Department of Polymer Science and Engineering, University of Massachusetts, Amherst, Massachusetts 01003, United States.
Biomacromolecules. 2011 Aug 8;12(8):3078-83. doi: 10.1021/bm200694u. Epub 2011 Jun 30.
Protein transduction domains (PTDs) that readily transverse cellular membranes are of great interest and are attractive tools for the intracellular delivery of bioactive molecules. Learning to program synthetic polymers and oligomers with the appropriate chemical information to capture adequately the biological activity of proteins is critical to our improved understanding of how these natural molecules work. In addition, the versatility of these synthetic mimics provides the opportunity to discover analogs with superior properties compared with their native sequences. Here we report the first detailed structure-activity relationship of a new PTD family of polymers based on a completely abiotic backbone. The synthetic approach easily allows doubling the density of guanidine functional groups, which increases the transduction efficiency of the sequences. Cellular uptake studies on three different cell lines (HEK 293T, CHO, and Jurkat T cells) confirm that these synthetic analogs are highly efficient novel protein transduction domain mimics (PTDMs), which are more effective than TAT(49-57) and nonaarginine (R9) and also highlight the usefulness of polymer chemistry at the chemistry-biology interface.

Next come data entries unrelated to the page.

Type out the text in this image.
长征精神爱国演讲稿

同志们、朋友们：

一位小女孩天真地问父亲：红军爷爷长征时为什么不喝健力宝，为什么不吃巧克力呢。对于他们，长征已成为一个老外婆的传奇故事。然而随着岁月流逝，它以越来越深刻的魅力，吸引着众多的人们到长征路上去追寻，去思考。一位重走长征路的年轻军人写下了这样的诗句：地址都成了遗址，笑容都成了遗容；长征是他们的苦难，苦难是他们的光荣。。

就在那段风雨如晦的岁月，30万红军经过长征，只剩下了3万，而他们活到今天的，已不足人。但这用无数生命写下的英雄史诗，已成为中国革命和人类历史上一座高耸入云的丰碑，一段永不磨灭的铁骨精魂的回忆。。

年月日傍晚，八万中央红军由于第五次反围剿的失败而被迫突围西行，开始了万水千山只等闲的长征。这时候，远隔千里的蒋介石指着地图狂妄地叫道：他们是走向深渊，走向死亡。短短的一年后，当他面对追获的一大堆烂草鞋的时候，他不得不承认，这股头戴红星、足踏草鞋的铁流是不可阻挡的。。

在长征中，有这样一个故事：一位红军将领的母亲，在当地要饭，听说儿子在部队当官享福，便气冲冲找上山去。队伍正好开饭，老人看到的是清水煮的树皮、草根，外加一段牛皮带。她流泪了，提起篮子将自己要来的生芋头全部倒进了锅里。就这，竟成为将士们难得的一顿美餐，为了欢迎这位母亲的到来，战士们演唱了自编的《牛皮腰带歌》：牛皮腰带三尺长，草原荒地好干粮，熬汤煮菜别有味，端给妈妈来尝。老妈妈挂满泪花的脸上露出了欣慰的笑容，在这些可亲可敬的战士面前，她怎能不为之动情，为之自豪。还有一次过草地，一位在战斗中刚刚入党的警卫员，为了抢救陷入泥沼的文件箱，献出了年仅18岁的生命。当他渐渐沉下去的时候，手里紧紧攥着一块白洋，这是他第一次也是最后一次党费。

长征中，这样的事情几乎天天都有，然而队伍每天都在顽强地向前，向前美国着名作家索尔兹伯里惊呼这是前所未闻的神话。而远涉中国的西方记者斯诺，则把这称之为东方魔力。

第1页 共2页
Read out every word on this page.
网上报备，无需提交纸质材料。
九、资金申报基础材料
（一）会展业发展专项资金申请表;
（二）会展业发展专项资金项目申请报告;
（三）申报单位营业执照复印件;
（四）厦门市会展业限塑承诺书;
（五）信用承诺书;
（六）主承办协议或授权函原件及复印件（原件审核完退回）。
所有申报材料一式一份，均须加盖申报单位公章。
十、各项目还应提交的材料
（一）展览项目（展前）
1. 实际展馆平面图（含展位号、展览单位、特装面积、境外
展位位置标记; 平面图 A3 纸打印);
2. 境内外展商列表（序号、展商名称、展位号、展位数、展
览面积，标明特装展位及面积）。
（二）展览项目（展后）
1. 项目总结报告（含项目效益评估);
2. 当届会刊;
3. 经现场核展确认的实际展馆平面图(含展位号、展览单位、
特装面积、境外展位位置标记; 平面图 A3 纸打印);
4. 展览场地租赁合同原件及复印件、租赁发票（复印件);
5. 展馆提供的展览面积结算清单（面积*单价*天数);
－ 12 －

蛋白转导结构域(PTDs)能够轻易穿过细胞膜,因此备受关注,是将生物活性分子递送至细胞内的有效工具。要想深入理解这些天然分子的作用机制,我们必须学会用适当的化学信息来设计合成聚合物和寡聚物,以充分模拟蛋白质的生物活性。此外,这些合成模拟物的多功能性为发现具有比天然序列更优越性能的类似物提供了机会。在这里,我们报道了基于完全非生物骨架的新型 PTD 聚合物家族的首个详细的结构-活性关系。这种合成方法可以轻松地将胍基官能团的密度增加一倍,从而提高序列的转导效率。对三种不同细胞系(HEK 293T、CHO 和 Jurkat T 细胞)的细胞摄取研究证实,这些合成类似物是高效的新型蛋白转导结构域模拟物(PTDMs),比 TAT(49-57)和九聚精氨酸(R9)更有效,同时也突出了聚合物化学在化学-生物学界面的有用性。